NLP Grammars & Parsing Algorithms - Understanding Sentence Structure

July 8, 2023 — #AI/ML #CS Basics

Hey language aficionados and AI explorers! We've seen how NLP systems handle words and their individual properties. But how do machines make sense of the way words combine to form phrases and sentences? This is the domain of syntactic parsing, a core task in NLP that aims to uncover the grammatical structure of text.

Today, we'll delve into:

The basics of parsing and why it's crucial.
Generative Grammars like Context-Free Grammars (CFGs) that define language rules.
An overview of early non-statistical parsing algorithms.
The role of Treebanks in developing and evaluating parsers.
The shift towards Probabilistic Parsing and Probabilistic Context-Free Grammars (PCFGs) to handle ambiguity.

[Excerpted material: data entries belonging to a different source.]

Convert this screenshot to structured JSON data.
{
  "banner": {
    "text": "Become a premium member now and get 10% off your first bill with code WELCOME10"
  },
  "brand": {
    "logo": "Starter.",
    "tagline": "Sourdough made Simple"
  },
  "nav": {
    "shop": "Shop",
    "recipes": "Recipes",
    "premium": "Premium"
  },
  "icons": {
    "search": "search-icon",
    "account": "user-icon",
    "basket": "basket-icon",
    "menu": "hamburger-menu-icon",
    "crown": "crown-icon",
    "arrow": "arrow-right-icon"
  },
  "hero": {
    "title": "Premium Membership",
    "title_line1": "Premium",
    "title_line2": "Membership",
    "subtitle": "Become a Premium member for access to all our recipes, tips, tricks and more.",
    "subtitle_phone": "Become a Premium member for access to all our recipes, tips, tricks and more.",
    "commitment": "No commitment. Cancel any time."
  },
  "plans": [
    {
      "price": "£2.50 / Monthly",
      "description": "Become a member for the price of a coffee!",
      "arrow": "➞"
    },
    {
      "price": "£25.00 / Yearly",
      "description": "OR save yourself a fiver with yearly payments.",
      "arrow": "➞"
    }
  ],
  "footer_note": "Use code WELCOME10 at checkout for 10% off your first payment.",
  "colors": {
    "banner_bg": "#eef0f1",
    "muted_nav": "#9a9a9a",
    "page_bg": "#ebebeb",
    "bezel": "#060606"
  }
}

Let's break down the architecture of language!

Introduction to Parsing

Parsing (or syntactic analysis) is the process of analyzing a string of symbols—typically words in a sentence—according to the rules of a formal grammar. The goal is to determine the grammatical structure of the sentence, often represented as a parse tree.

Why is parsing important in NLP? Understanding the syntactic structure of a sentence is a crucial step towards understanding its meaning. It helps in:

Information Extraction: Identifying who did what to whom.
Machine Translation: Ensuring grammatically correct translations by understanding source sentence structure.
Question Answering: Interpreting questions and finding relevant information in structured text.
Sentiment Analysis: Understanding how different parts of a sentence contribute to overall sentiment.

In NLP, there are two main ways to view syntactic structure:

Constituency (Phrase Structure): Organizes words into nested groups or "constituents" like Noun Phrases (NP), Verb Phrases (VP), etc.
Dependency Structure: Shows which words depend on (modify or are arguments of) which other words through directed links.

Today, we'll primarily focus on constituency parsing.

Generative Grammars: The Rules of Language Construction

A generative grammar is a formal system of rules that aims to define all and only the grammatically "correct" sentences of a language. It provides a mechanism to generate an infinite number of sentences from a finite set of rules.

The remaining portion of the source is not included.